Property rights and miracle trees: Growing climate-smart agriculture in Zambia

Joseph Zulu never uses the term “climate-smart agriculture,” even as he proudly points out the fertilizer trees he planted between rows of crops on his field in Zambia’s eastern province. But whether he uses the term or not, Zulu is a wonderful example of how climate-smart agriculture can be incorporated into traditional farming environments.

Fertilizer trees, such as the Faidherbia albida or msangu as it is known locally, with their ability to increase agricultural productivity and improve crop resilience through enhanced soil fertility and protection, have been described as a miracle tree. Zambia could use such miracles.

Sustainably increasing food production is one of the biggest challenges facing Zambia, where farming supports the livelihood of over 70 percent of the population, including 78 percent of women. Relative to other countries in the region, it has an abundance of fertile land, water, and a favorable climate for agricultural production. Yet, despite these favorable conditions, crop yields are well below global averages and 80 percent of rural Zambians live in extreme poverty.

The riddle of the missing trees

Even with the important benefits derived from msangu, few local farmers follow Zulu’s lead. Agroforestry tree species are planted on only 6 percent of fields in his district, despite widespread adoption in places like Niger and Burkina Faso. And simple agroforesty techniques — like those practiced by Zulu — have been shown to boost crop yields, providing additional food and income, without contributing to climate change. So why aren’t more Zambian farmers planting fertilizer trees?
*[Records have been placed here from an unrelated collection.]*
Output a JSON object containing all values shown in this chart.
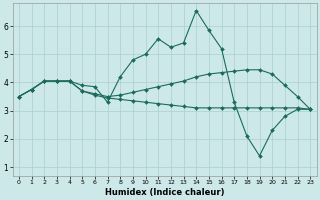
{
  "xlabel": "Humidex (Indice chaleur)",
  "bg_color": "#cde8e8",
  "line_color": "#1a6b5a",
  "grid_color": "#aacfcf",
  "xlim": [
    -0.5,
    23.5
  ],
  "ylim": [
    0.7,
    6.8
  ],
  "xticks": [
    0,
    1,
    2,
    3,
    4,
    5,
    6,
    7,
    8,
    9,
    10,
    11,
    12,
    13,
    14,
    15,
    16,
    17,
    18,
    19,
    20,
    21,
    22,
    23
  ],
  "yticks": [
    1,
    2,
    3,
    4,
    5,
    6
  ],
  "curves": [
    {
      "x": [
        0,
        1,
        2,
        3,
        4,
        5,
        6,
        7,
        8,
        9,
        10,
        11,
        12,
        13,
        14,
        15,
        16,
        17,
        18,
        19,
        20,
        21,
        22,
        23
      ],
      "y": [
        3.5,
        3.75,
        4.05,
        4.05,
        4.05,
        3.9,
        3.85,
        3.3,
        4.2,
        4.8,
        5.0,
        5.55,
        5.25,
        5.4,
        6.55,
        5.85,
        5.2,
        3.3,
        2.1,
        1.4,
        2.3,
        2.8,
        3.05,
        3.05
      ]
    },
    {
      "x": [
        0,
        1,
        2,
        3,
        4,
        5,
        6,
        7,
        8,
        9,
        10,
        11,
        12,
        13,
        14,
        15,
        16,
        17,
        18,
        19,
        20,
        21,
        22,
        23
      ],
      "y": [
        3.5,
        3.75,
        4.05,
        4.05,
        4.05,
        3.7,
        3.6,
        3.5,
        3.55,
        3.65,
        3.75,
        3.85,
        3.95,
        4.05,
        4.2,
        4.3,
        4.35,
        4.4,
        4.45,
        4.45,
        4.3,
        3.9,
        3.5,
        3.05
      ]
    },
    {
      "x": [
        0,
        1,
        2,
        3,
        4,
        5,
        6,
        7,
        8,
        9,
        10,
        11,
        12,
        13,
        14,
        15,
        16,
        17,
        18,
        19,
        20,
        21,
        22,
        23
      ],
      "y": [
        3.5,
        3.75,
        4.05,
        4.05,
        4.05,
        3.7,
        3.55,
        3.45,
        3.4,
        3.35,
        3.3,
        3.25,
        3.2,
        3.15,
        3.1,
        3.1,
        3.1,
        3.1,
        3.1,
        3.1,
        3.1,
        3.1,
        3.1,
        3.05
      ]
    }
  ]
}
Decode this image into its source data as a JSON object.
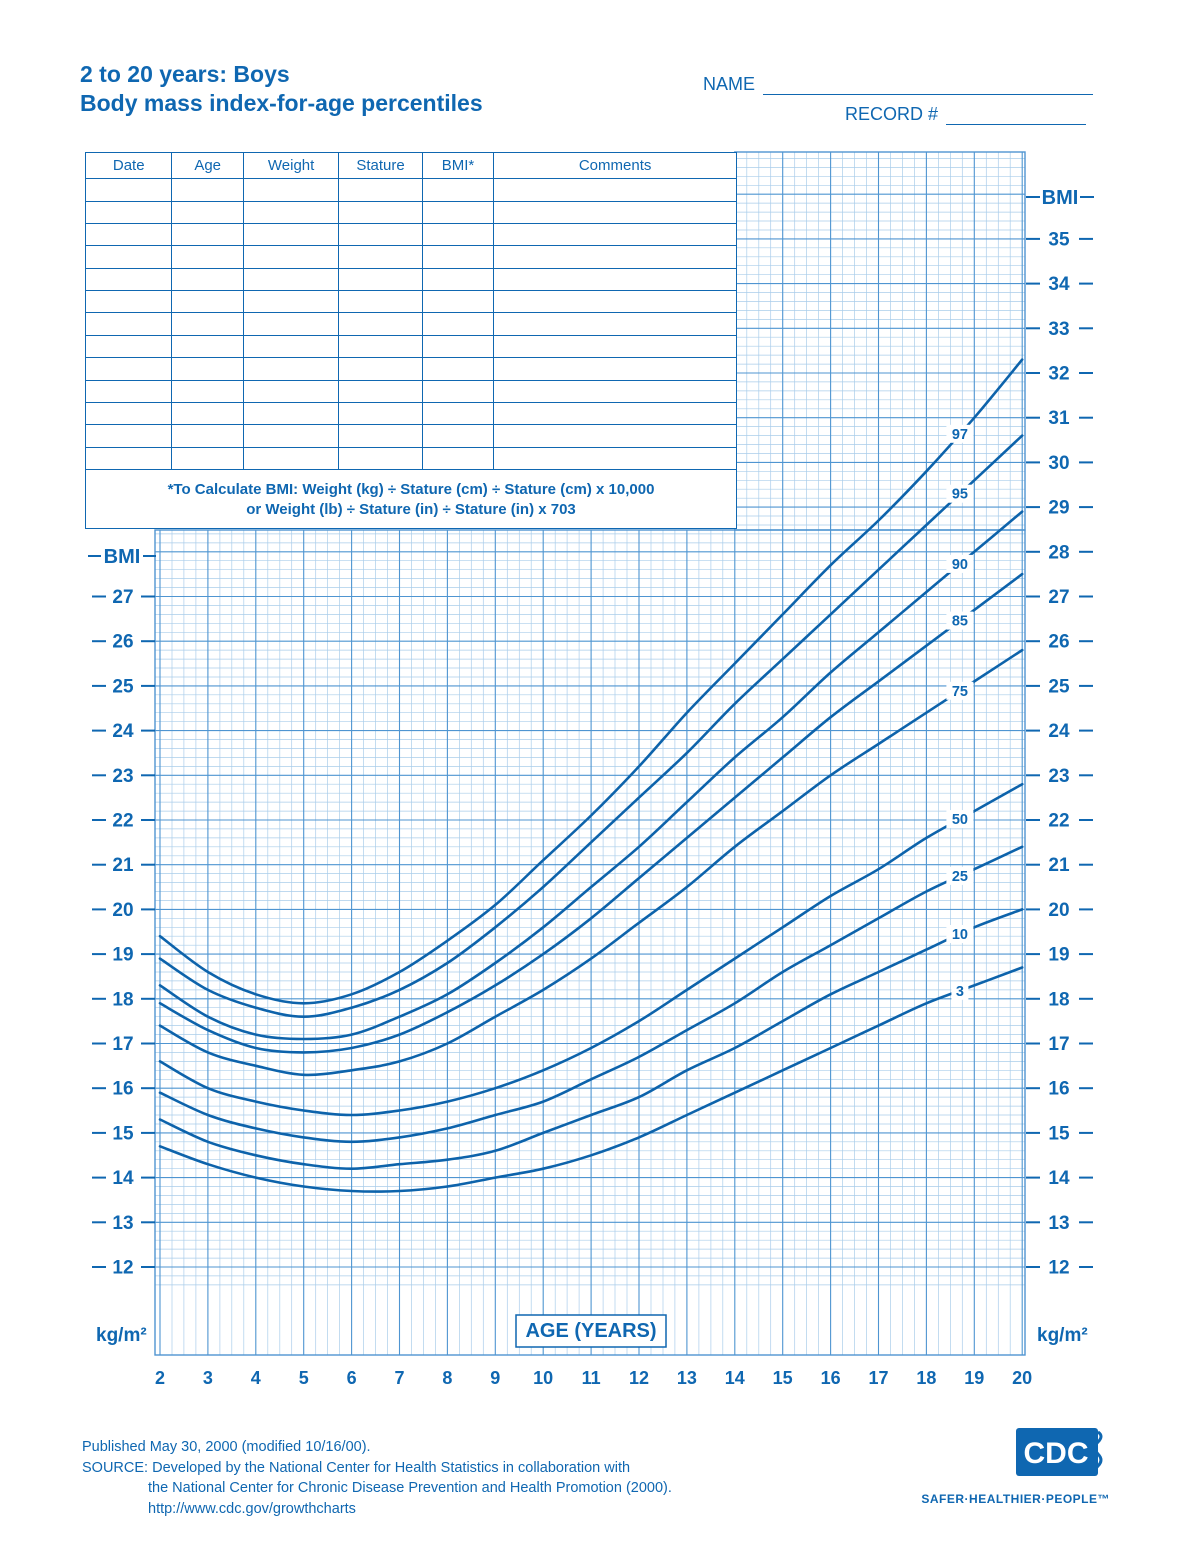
{
  "page": {
    "title_line1": "2 to 20 years: Boys",
    "title_line2": "Body mass index-for-age percentiles",
    "name_label": "NAME",
    "record_label": "RECORD #"
  },
  "table": {
    "columns": [
      "Date",
      "Age",
      "Weight",
      "Stature",
      "BMI*",
      "Comments"
    ],
    "empty_row_count": 13,
    "note_line1": "*To Calculate BMI: Weight (kg) ÷ Stature (cm) ÷ Stature (cm) x 10,000",
    "note_line2": "or Weight (lb) ÷ Stature (in) ÷ Stature (in) x 703"
  },
  "chart_data": {
    "type": "line",
    "title": "Body mass index-for-age percentiles, boys 2 to 20 years",
    "xlabel": "AGE (YEARS)",
    "ylabel_left": "BMI",
    "ylabel_right": "BMI",
    "unit_label": "kg/m²",
    "xlim": [
      2,
      20
    ],
    "ylim_left": [
      12,
      28.5
    ],
    "ylim_right": [
      12,
      37
    ],
    "grid": "on",
    "x_ticks": [
      2,
      3,
      4,
      5,
      6,
      7,
      8,
      9,
      10,
      11,
      12,
      13,
      14,
      15,
      16,
      17,
      18,
      19,
      20
    ],
    "y_ticks_left": [
      27,
      26,
      25,
      24,
      23,
      22,
      21,
      20,
      19,
      18,
      17,
      16,
      15,
      14,
      13,
      12
    ],
    "y_ticks_right": [
      35,
      34,
      33,
      32,
      31,
      30,
      29,
      28,
      27,
      26,
      25,
      24,
      23,
      22,
      21,
      20,
      19,
      18,
      17,
      16,
      15,
      14,
      13,
      12
    ],
    "x": [
      2,
      3,
      4,
      5,
      6,
      7,
      8,
      9,
      10,
      11,
      12,
      13,
      14,
      15,
      16,
      17,
      18,
      19,
      20
    ],
    "label_age": 18.7,
    "series": [
      {
        "name": "97",
        "values": [
          19.4,
          18.6,
          18.1,
          17.9,
          18.1,
          18.6,
          19.3,
          20.1,
          21.1,
          22.1,
          23.2,
          24.4,
          25.5,
          26.6,
          27.7,
          28.7,
          29.8,
          31.0,
          32.3
        ]
      },
      {
        "name": "95",
        "values": [
          18.9,
          18.2,
          17.8,
          17.6,
          17.8,
          18.2,
          18.8,
          19.6,
          20.5,
          21.5,
          22.5,
          23.5,
          24.6,
          25.6,
          26.6,
          27.6,
          28.6,
          29.6,
          30.6
        ]
      },
      {
        "name": "90",
        "values": [
          18.3,
          17.6,
          17.2,
          17.1,
          17.2,
          17.6,
          18.1,
          18.8,
          19.6,
          20.5,
          21.4,
          22.4,
          23.4,
          24.3,
          25.3,
          26.2,
          27.1,
          28.0,
          28.9
        ]
      },
      {
        "name": "85",
        "values": [
          17.9,
          17.3,
          16.9,
          16.8,
          16.9,
          17.2,
          17.7,
          18.3,
          19.0,
          19.8,
          20.7,
          21.6,
          22.5,
          23.4,
          24.3,
          25.1,
          25.9,
          26.7,
          27.5
        ]
      },
      {
        "name": "75",
        "values": [
          17.4,
          16.8,
          16.5,
          16.3,
          16.4,
          16.6,
          17.0,
          17.6,
          18.2,
          18.9,
          19.7,
          20.5,
          21.4,
          22.2,
          23.0,
          23.7,
          24.4,
          25.1,
          25.8
        ]
      },
      {
        "name": "50",
        "values": [
          16.6,
          16.0,
          15.7,
          15.5,
          15.4,
          15.5,
          15.7,
          16.0,
          16.4,
          16.9,
          17.5,
          18.2,
          18.9,
          19.6,
          20.3,
          20.9,
          21.6,
          22.2,
          22.8
        ]
      },
      {
        "name": "25",
        "values": [
          15.9,
          15.4,
          15.1,
          14.9,
          14.8,
          14.9,
          15.1,
          15.4,
          15.7,
          16.2,
          16.7,
          17.3,
          17.9,
          18.6,
          19.2,
          19.8,
          20.4,
          20.9,
          21.4
        ]
      },
      {
        "name": "10",
        "values": [
          15.3,
          14.8,
          14.5,
          14.3,
          14.2,
          14.3,
          14.4,
          14.6,
          15.0,
          15.4,
          15.8,
          16.4,
          16.9,
          17.5,
          18.1,
          18.6,
          19.1,
          19.6,
          20.0
        ]
      },
      {
        "name": "3",
        "values": [
          14.7,
          14.3,
          14.0,
          13.8,
          13.7,
          13.7,
          13.8,
          14.0,
          14.2,
          14.5,
          14.9,
          15.4,
          15.9,
          16.4,
          16.9,
          17.4,
          17.9,
          18.3,
          18.7
        ]
      }
    ]
  },
  "footer": {
    "line1": "Published May 30, 2000 (modified 10/16/00).",
    "line2": "SOURCE: Developed by the National Center for Health Statistics in collaboration with",
    "line3": "the National Center for Chronic Disease Prevention and Health Promotion (2000).",
    "line4": "http://www.cdc.gov/growthcharts"
  },
  "logo": {
    "text": "CDC",
    "tagline": "SAFER·HEALTHIER·PEOPLE™"
  },
  "colors": {
    "ink": "#0f67b1",
    "grid_minor": "#aacdea",
    "grid_major": "#4f95d1",
    "curve": "#0d63ab"
  }
}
One reason might be property rights. The vast majority of rural Zambians live on customary land without formally recognized boundaries to their fields or official documentation of their rights to access, use or own land. When farmers’ property rights are insecure, they may be less likely to plant and sustain trees, conserve resources or make long term improvements to the soil. This may help explain why, in a recent survey, 91 percent of Zambia’s rural population stated a desire to acquire some form of paper documentation for their land.

To meet this demand, the U.S. Agency for International Development  is working with four chiefs and a local NGO to clarify, map and certify customary land rights in 150 villages in eastern Zambia. The program is using low-cost, open source mobile technology on readily available GPS-enabled tablets to map boundaries and record people’s rights and claims to the land. This technological solution is paired with a human one: community participation. Farmers and their neighbors walk the boundaries of their fields together, recording the borders only once all parties agree. The resulting maps are shared with and validated by the wider community and traditional leaders before land certificates are issued. The result is a powerful piece of paper — a certificate that provides greater security and clarity over rights and responsibilities related to land.

Putting theory to the test

The strengthened property rights that result from this process should lead to fewer disputes and greater incentives to invest in and conserve land and resources (by planting more msangu trees, for example). But USAID is not taking this assumption for granted. To rigorously test this hypothesis, the program is conducting a randomized control trial — the gold standard of rigorous, scientific impact evaluations — to measure the effectiveness of the land certification activities.

The results of this evaluation will help answer the question: “How do stronger property rights affect a farmer’s decision to practice climate-smart agriculture, including agroforestry?”

For the government of Zambia, the initial research on this question, along with the methods and lessons from USAID’s program, is already helping to directly inform national-level multistakeholder dialogues on land policy reform. For the global community — and for the millions of people in the developing world living without secure rights to land and resources — the answer to this question could be an important part of shaping efforts to end extreme poverty, reduce hunger and address a rapidly changing climate.